In Refresh mode, there won't be a divergence, but the result may not make

3) On the deleting server, the original entry will be resurrected as a glue
entry and the child will be added. On the other server, the deleted entry will
be turned into a glue entry. As such, both servers will agree, but they'll both
contain a child entry with a basically invalid parent.
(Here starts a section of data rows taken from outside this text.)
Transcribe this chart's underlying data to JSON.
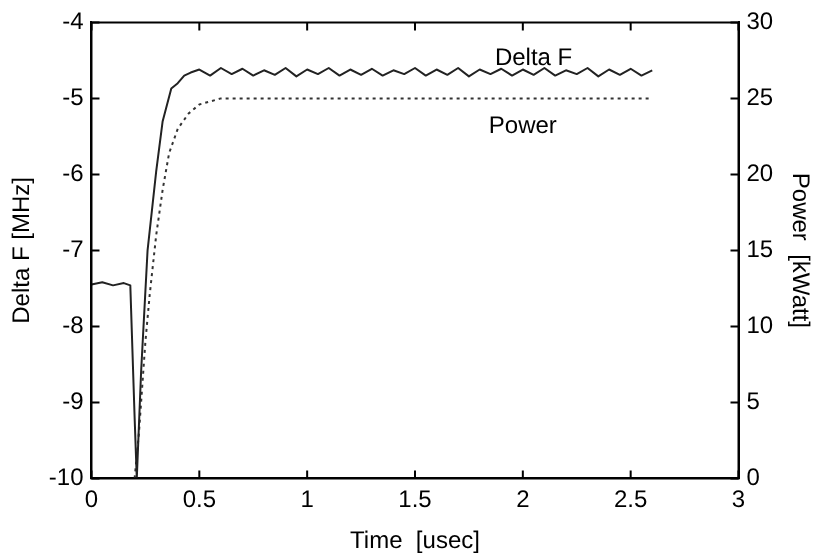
{
  "chart_data": {
    "type": "line",
    "xlabel": "Time  [usec]",
    "ylabel": "Delta F [MHz]",
    "y2label": "Power  [kWatt]",
    "xlim": [
      0,
      3
    ],
    "xticks": [
      0,
      0.5,
      1,
      1.5,
      2,
      2.5,
      3
    ],
    "ylim": [
      -10,
      -4
    ],
    "yticks": [
      -10,
      -9,
      -8,
      -7,
      -6,
      -5,
      -4
    ],
    "y2lim": [
      0,
      30
    ],
    "y2ticks": [
      0,
      5,
      10,
      15,
      20,
      25,
      30
    ],
    "grid": false,
    "legend": false,
    "marker": "none",
    "series": [
      {
        "name": "Delta F",
        "color": "#222222",
        "line_style": "solid",
        "x": [
          0,
          0.05,
          0.1,
          0.15,
          0.18,
          0.2,
          0.21,
          0.23,
          0.26,
          0.3,
          0.33,
          0.37,
          0.4,
          0.43,
          0.46,
          0.5,
          0.55,
          0.6,
          0.65,
          0.7,
          0.75,
          0.8,
          0.85,
          0.9,
          0.95,
          1,
          1.05,
          1.1,
          1.15,
          1.2,
          1.25,
          1.3,
          1.35,
          1.4,
          1.45,
          1.5,
          1.55,
          1.6,
          1.65,
          1.7,
          1.75,
          1.8,
          1.85,
          1.9,
          1.95,
          2,
          2.05,
          2.1,
          2.15,
          2.2,
          2.25,
          2.3,
          2.35,
          2.4,
          2.45,
          2.5,
          2.55,
          2.6
        ],
        "values": [
          -7.45,
          -7.42,
          -7.46,
          -7.43,
          -7.46,
          -9.2,
          -10,
          -8.6,
          -7.0,
          -5.96,
          -5.3,
          -4.87,
          -4.8,
          -4.7,
          -4.66,
          -4.62,
          -4.7,
          -4.6,
          -4.68,
          -4.61,
          -4.7,
          -4.63,
          -4.69,
          -4.6,
          -4.71,
          -4.62,
          -4.68,
          -4.6,
          -4.7,
          -4.62,
          -4.69,
          -4.61,
          -4.7,
          -4.63,
          -4.68,
          -4.6,
          -4.7,
          -4.62,
          -4.69,
          -4.6,
          -4.71,
          -4.62,
          -4.68,
          -4.61,
          -4.7,
          -4.62,
          -4.69,
          -4.6,
          -4.7,
          -4.63,
          -4.68,
          -4.6,
          -4.71,
          -4.62,
          -4.69,
          -4.61,
          -4.7,
          -4.63
        ]
      },
      {
        "name": "Power",
        "color": "#333333",
        "axis": "y2",
        "line_style": "dotted",
        "x": [
          0.2,
          0.22,
          0.25,
          0.27,
          0.3,
          0.33,
          0.36,
          0.4,
          0.45,
          0.5,
          0.6,
          0.8,
          1,
          1.5,
          2,
          2.6
        ],
        "values": [
          0,
          3,
          9,
          12.1,
          16,
          19,
          21.4,
          23,
          24,
          24.6,
          25,
          25,
          25,
          25,
          25,
          25
        ]
      }
    ]
  }
}
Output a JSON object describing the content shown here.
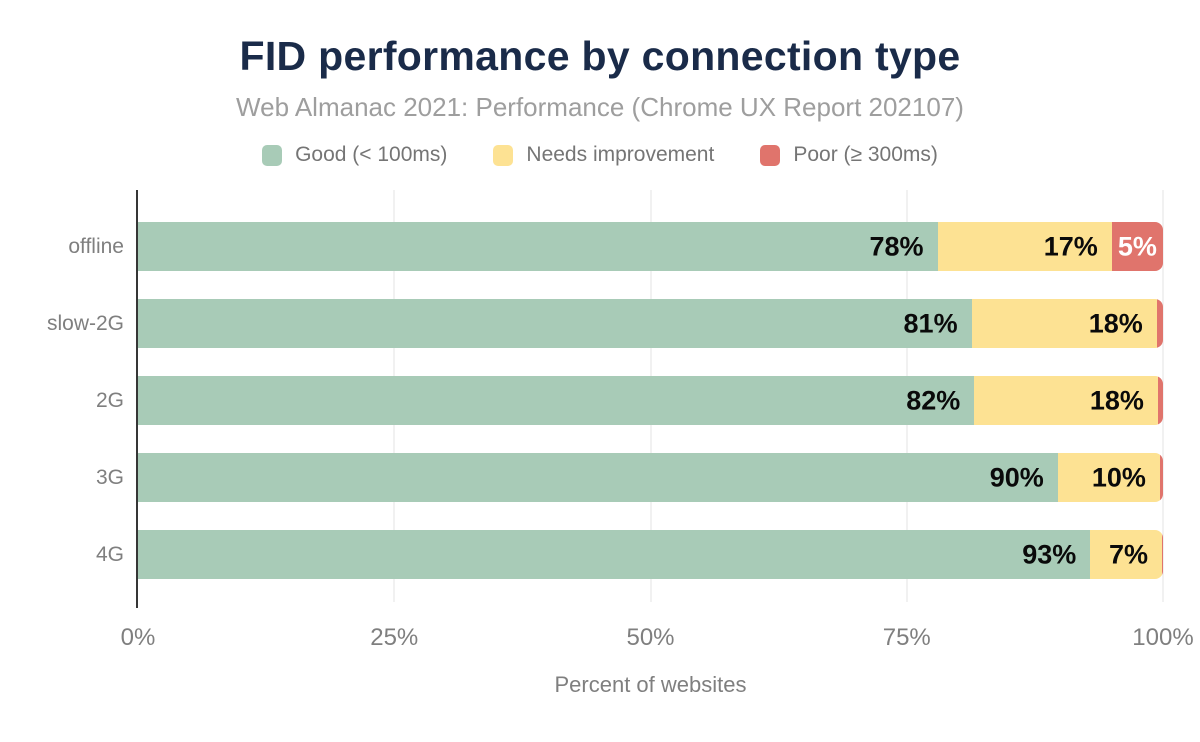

As a first step, we should fix the obvious differences between each server. Then
we need to figure out what actually makes sense... (I.e., for the moment, we
accept (3) as correct behavior, and so nothing needs to be fixed for Refresh

While we usually declare "last writer wins" these semantics don't make sense for
Deletes. E.g. in (1), in a single-master environment the Delete would fail, and
in (2) the Add would fail. But in a working MMR we'd get the opposite results.

To fix the divergence:

1) When the delete fails, the target entry should be changed to a glue entry,
same as in (3).

2) We should never ignore deletes even if they're old. In this case, the Delete
will fail and the target will be turned into a glue entry.

So our policy will be:

A) Deletes always win
B) Outside of A, last writer wins

With just these changes, all 3 cases will end up with the same resulting trees.
All of them will have glue entries in the tree that have real child entries
though, which is bogus.

To address this problem, the fix for (1) should delete the entire subtree of the
target entry. Likewise for (2), and also we should not create glue entries when
a parent entry is missing; instead we should just ignore the Add.

For (3) we need to purge all glue entries and their children after the refresh
completes successfully.

(Note that in Refresh, we need to allow glue entries to be created, since
children may be received before their parents in a regular refresh. But once the
refresh has completed, there should not be any glue entries left, they should
all have been turned into real entries.)